Historic church in Michigan, United States

The Elk Rapids First Methodist Episcopal Church is a former church located at 301 Traverse Street in Elk Rapids, Michigan. The building now houses Elk Rapids Area Historical Museum. It was listed on the National Register of Historic Places in 2015.

==History==
The newly minted Methodist minister Reverend David R. Latham first visited Elk Rapids on June 21, 1857. He had intended to travel to Kansas, but was convinced to stay in the area. He soon was appointed to a preaching circuit that included Elk Rapids and other nearby towns. There were soon enough Methodists in Elk Rapids to establish a congregation, and the First Methodist Episcopal Church of Elk Rapids was formed in the early 1870s. In 1876, the congregation purchased a former schoolhouse for use as a church. In 1882, they moved to the former courthouse.

However, the church soon outgrew their quarters, and in 1901 they purchased the site for this building and began construction. The church was completed in 1902 at a cost of about $8500. The congregation continued to use the building until 2011, when the church was discontinued. The building was donated to the Elk Rapids Area Historical Society, who renovated the structure. It now serves as that group's headquarters and historical museum.

==Description==
The former Elk Rapids First Methodist Episcopal Church is a brick and wood cross-gable-roof building faced in locally produced pale yellow brick, and standing on a foundation of rock-faced fieldstone. The gabled areas are faced with wood shingles. It has a single main story above a half-buried basement. The church is basically square in plan, with two short projecting wings. A square-plan tower containing the main entrance is located in the northeast corner between the wings, and projects nearly full depth from the front walls. The tower is topped with an open gabled belfry and a tall spire. The main entry has a large wood double door, reached by a flight of stairs. Three more entrances are paced around the building.

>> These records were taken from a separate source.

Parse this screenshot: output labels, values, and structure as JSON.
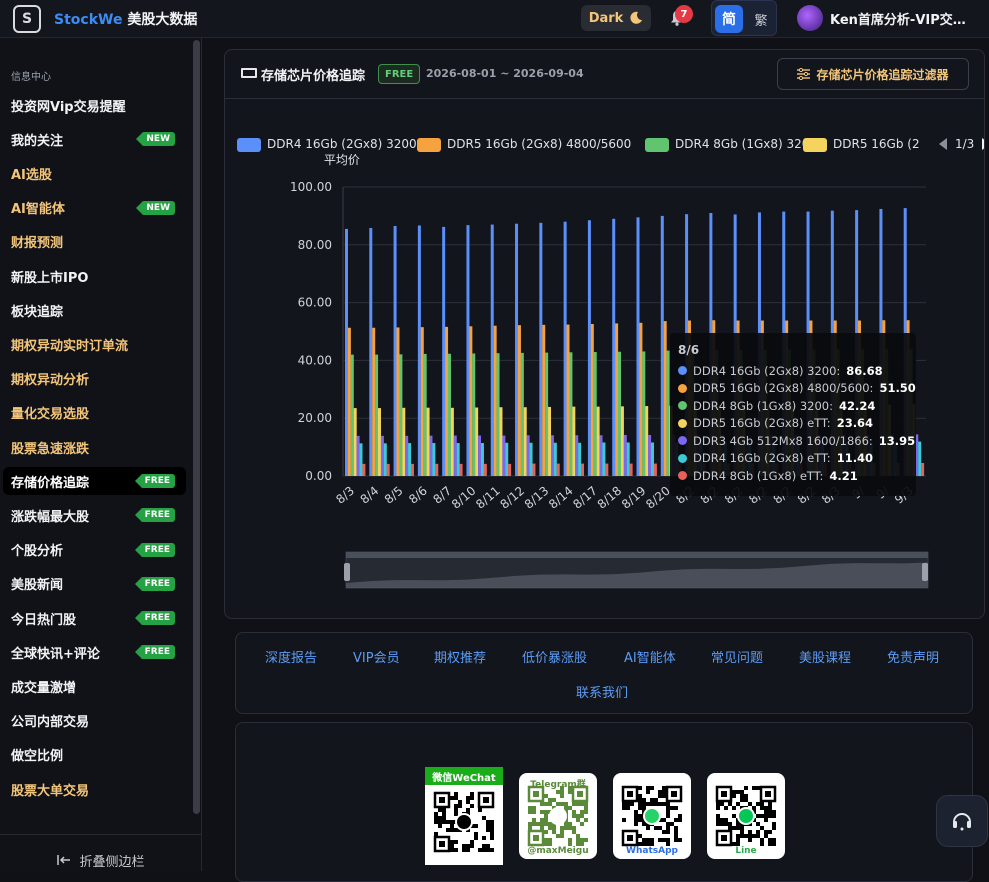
{
  "header": {
    "logo_letter": "S",
    "brand_name": "StockWe",
    "brand_suffix": "美股大数据",
    "theme_label": "Dark",
    "notification_count": "7",
    "lang_simplified": "简",
    "lang_traditional": "繁",
    "user_name": "Ken首席分析-VIP交…"
  },
  "sidebar": {
    "section_label": "信息中心",
    "items": [
      {
        "label": "投资网Vip交易提醒",
        "color": "white",
        "badge": ""
      },
      {
        "label": "我的关注",
        "color": "white",
        "badge": "NEW"
      },
      {
        "label": "AI选股",
        "color": "gold",
        "badge": ""
      },
      {
        "label": "AI智能体",
        "color": "gold",
        "badge": "NEW"
      },
      {
        "label": "财报预测",
        "color": "gold",
        "badge": ""
      },
      {
        "label": "新股上市IPO",
        "color": "white",
        "badge": ""
      },
      {
        "label": "板块追踪",
        "color": "white",
        "badge": ""
      },
      {
        "label": "期权异动实时订单流",
        "color": "gold",
        "badge": ""
      },
      {
        "label": "期权异动分析",
        "color": "gold",
        "badge": ""
      },
      {
        "label": "量化交易选股",
        "color": "gold",
        "badge": ""
      },
      {
        "label": "股票急速涨跌",
        "color": "gold",
        "badge": ""
      },
      {
        "label": "存储价格追踪",
        "color": "active",
        "badge": "FREE"
      },
      {
        "label": "涨跌幅最大股",
        "color": "white",
        "badge": "FREE"
      },
      {
        "label": "个股分析",
        "color": "white",
        "badge": "FREE"
      },
      {
        "label": "美股新闻",
        "color": "white",
        "badge": "FREE"
      },
      {
        "label": "今日热门股",
        "color": "white",
        "badge": "FREE"
      },
      {
        "label": "全球快讯+评论",
        "color": "white",
        "badge": "FREE"
      },
      {
        "label": "成交量激增",
        "color": "white",
        "badge": ""
      },
      {
        "label": "公司内部交易",
        "color": "white",
        "badge": ""
      },
      {
        "label": "做空比例",
        "color": "white",
        "badge": ""
      },
      {
        "label": "股票大单交易",
        "color": "gold",
        "badge": ""
      }
    ],
    "collapse_label": "折叠侧边栏"
  },
  "panel": {
    "title": "存储芯片价格追踪",
    "badge": "FREE",
    "date_range": "2026-08-01 ~ 2026-09-04",
    "filter_label": "存储芯片价格追踪过滤器",
    "legend_page": "1/3"
  },
  "chart_data": {
    "type": "bar",
    "ylim": [
      0,
      100
    ],
    "yticks": [
      "0.00",
      "20.00",
      "40.00",
      "60.00",
      "80.00",
      "100.00"
    ],
    "categories": [
      "8/3",
      "8/4",
      "8/5",
      "8/6",
      "8/7",
      "8/10",
      "8/11",
      "8/12",
      "8/13",
      "8/14",
      "8/17",
      "8/18",
      "8/19",
      "8/20",
      "8/21",
      "8/24",
      "8/25",
      "8/26",
      "8/27",
      "8/28",
      "8/31",
      "9/1",
      "9/2",
      "9/3"
    ],
    "tick_labels": [
      "8/3",
      "8/4",
      "8/5",
      "8/6",
      "8/7",
      "8/10",
      "8/11",
      "8/12",
      "8/13",
      "8/14",
      "8/17",
      "8/18",
      "8/19",
      "8/20",
      "8/2",
      "8/2",
      "8/2",
      "8/2",
      "8/2",
      "8/2",
      "8/3",
      "9/",
      "9/",
      "9/3"
    ],
    "series": [
      {
        "name": "DDR4 16Gb (2Gx8) 3200 平均价",
        "color": "#5b8ff9",
        "values": [
          85.5,
          85.8,
          86.5,
          86.68,
          86.2,
          86.8,
          87.0,
          87.3,
          87.6,
          88.0,
          88.5,
          89.0,
          89.5,
          90.0,
          90.6,
          91.0,
          90.5,
          91.2,
          91.5,
          91.5,
          91.8,
          92.0,
          92.4,
          92.7
        ]
      },
      {
        "name": "DDR5 16Gb (2Gx8) 4800/5600",
        "color": "#f6a23e",
        "values": [
          51.3,
          51.3,
          51.4,
          51.5,
          51.6,
          51.8,
          52.0,
          52.2,
          52.3,
          52.4,
          52.6,
          52.8,
          53.0,
          53.6,
          53.8,
          53.9,
          53.8,
          53.8,
          53.8,
          53.8,
          53.8,
          53.8,
          53.9,
          53.9
        ]
      },
      {
        "name": "DDR4 8Gb (1Gx8) 3200",
        "color": "#61c46e",
        "values": [
          42.0,
          42.0,
          42.1,
          42.24,
          42.3,
          42.4,
          42.5,
          42.6,
          42.7,
          42.8,
          42.9,
          43.0,
          43.1,
          43.4,
          43.5,
          43.6,
          43.6,
          43.6,
          43.7,
          43.7,
          43.8,
          43.8,
          43.9,
          44.0
        ]
      },
      {
        "name": "DDR5 16Gb (2Gx8) eTT",
        "color": "#f4d35e",
        "values": [
          23.5,
          23.5,
          23.6,
          23.64,
          23.6,
          23.7,
          23.8,
          23.8,
          23.9,
          24.0,
          24.0,
          24.1,
          24.2,
          24.3,
          24.3,
          24.4,
          24.4,
          24.5,
          24.5,
          24.6,
          24.6,
          24.7,
          24.7,
          24.8
        ]
      },
      {
        "name": "DDR3 4Gb 512Mx8 1600/1866",
        "color": "#7b68ee",
        "values": [
          13.9,
          13.9,
          13.9,
          13.95,
          14.0,
          14.0,
          14.0,
          14.1,
          14.1,
          14.1,
          14.1,
          14.2,
          14.2,
          14.2,
          14.2,
          14.3,
          14.3,
          14.3,
          14.3,
          14.3,
          14.4,
          14.4,
          14.4,
          14.4
        ]
      },
      {
        "name": "DDR4 16Gb (2Gx8) eTT",
        "color": "#3ccbd6",
        "values": [
          11.3,
          11.3,
          11.4,
          11.4,
          11.4,
          11.4,
          11.5,
          11.5,
          11.5,
          11.5,
          11.6,
          11.6,
          11.6,
          11.6,
          11.7,
          11.7,
          11.7,
          11.7,
          11.8,
          11.8,
          11.8,
          11.8,
          11.9,
          11.9
        ]
      },
      {
        "name": "DDR4 8Gb (1Gx8) eTT",
        "color": "#e8605a",
        "values": [
          4.2,
          4.2,
          4.2,
          4.21,
          4.2,
          4.2,
          4.2,
          4.3,
          4.3,
          4.3,
          4.3,
          4.3,
          4.3,
          4.4,
          4.4,
          4.4,
          4.4,
          4.4,
          4.4,
          4.5,
          4.5,
          4.5,
          4.5,
          4.5
        ]
      }
    ],
    "legend_visible": [
      {
        "label": "DDR4 16Gb (2Gx8) 3200",
        "label2": "平均价",
        "color": "#5b8ff9"
      },
      {
        "label": "DDR5 16Gb (2Gx8) 4800/5600",
        "label2": "",
        "color": "#f6a23e"
      },
      {
        "label": "DDR4 8Gb (1Gx8) 3200",
        "label2": "",
        "color": "#61c46e"
      },
      {
        "label": "DDR5 16Gb (2",
        "label2": "",
        "color": "#f4d35e"
      }
    ],
    "tooltip": {
      "title": "8/6",
      "rows": [
        {
          "label": "DDR4 16Gb (2Gx8) 3200:",
          "value": "86.68",
          "color": "#5b8ff9"
        },
        {
          "label": "DDR5 16Gb (2Gx8) 4800/5600:",
          "value": "51.50",
          "color": "#f6a23e"
        },
        {
          "label": "DDR4 8Gb (1Gx8) 3200:",
          "value": "42.24",
          "color": "#61c46e"
        },
        {
          "label": "DDR5 16Gb (2Gx8) eTT:",
          "value": "23.64",
          "color": "#f4d35e"
        },
        {
          "label": "DDR3 4Gb 512Mx8 1600/1866:",
          "value": "13.95",
          "color": "#7b68ee"
        },
        {
          "label": "DDR4 16Gb (2Gx8) eTT:",
          "value": "11.40",
          "color": "#3ccbd6"
        },
        {
          "label": "DDR4 8Gb (1Gx8) eTT:",
          "value": "4.21",
          "color": "#e8605a"
        }
      ]
    }
  },
  "footer": {
    "links": [
      "深度报告",
      "VIP会员",
      "期权推荐",
      "低价暴涨股",
      "AI智能体",
      "常见问题",
      "美股课程",
      "免责声明",
      "联系我们"
    ],
    "qr": [
      {
        "label": "微信WeChat",
        "sub": ""
      },
      {
        "label": "Telegram群",
        "sub": "@maxMeigu"
      },
      {
        "label": "",
        "sub": "WhatsApp"
      },
      {
        "label": "",
        "sub": "Line"
      }
    ]
  }
}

An important characteristic of the building is the distinctive Gothic-arch windows, placed in a variety of shapes and
sizes. The main facades each have a broad three-part central Gothic window, with a single narrow Gothic window to each side. A third elevation has another three-part Gothic window with two single, separate, narrow Gothic windows to one side, and the remaining facade has three single narrow Gothic windows. The tower also has one window. Thirteen of the windows contain stained glass, eight of which are original to the initial construction of the building. The stained glass windows have pointed arch tops with wood molding. The eight
windows depict dove, fleur-de-lis, water lily and other flower designs, crowns, crosses, bibles, oil lamps and other Christian symbols. The five windows installed at later dates (1948, 1949, 1952, 1977, and 1980) contain more depictions of religious scenes, including two modeled after paintings by German artist Johann Heinrich Hoffmann.

The main entrance leads to an entry vestibule and on into the main auditorium. The auditorium has an inclined floor leading toward the stage that once contained the pulpit and altar. Pews once ringed the auditorium, set in a semi-circle, but only one section of pews
has been retained. The interior walls are of painted plaster over the exterior masonry. The ceiling above is covered with decorative pressed metal paneling. An opening off the auditorium leads to a front room, now used as a welcoming/meeting area. A stairway from the main level leads downward, where there is a large meeting space, and a smaller room housing mechanicals.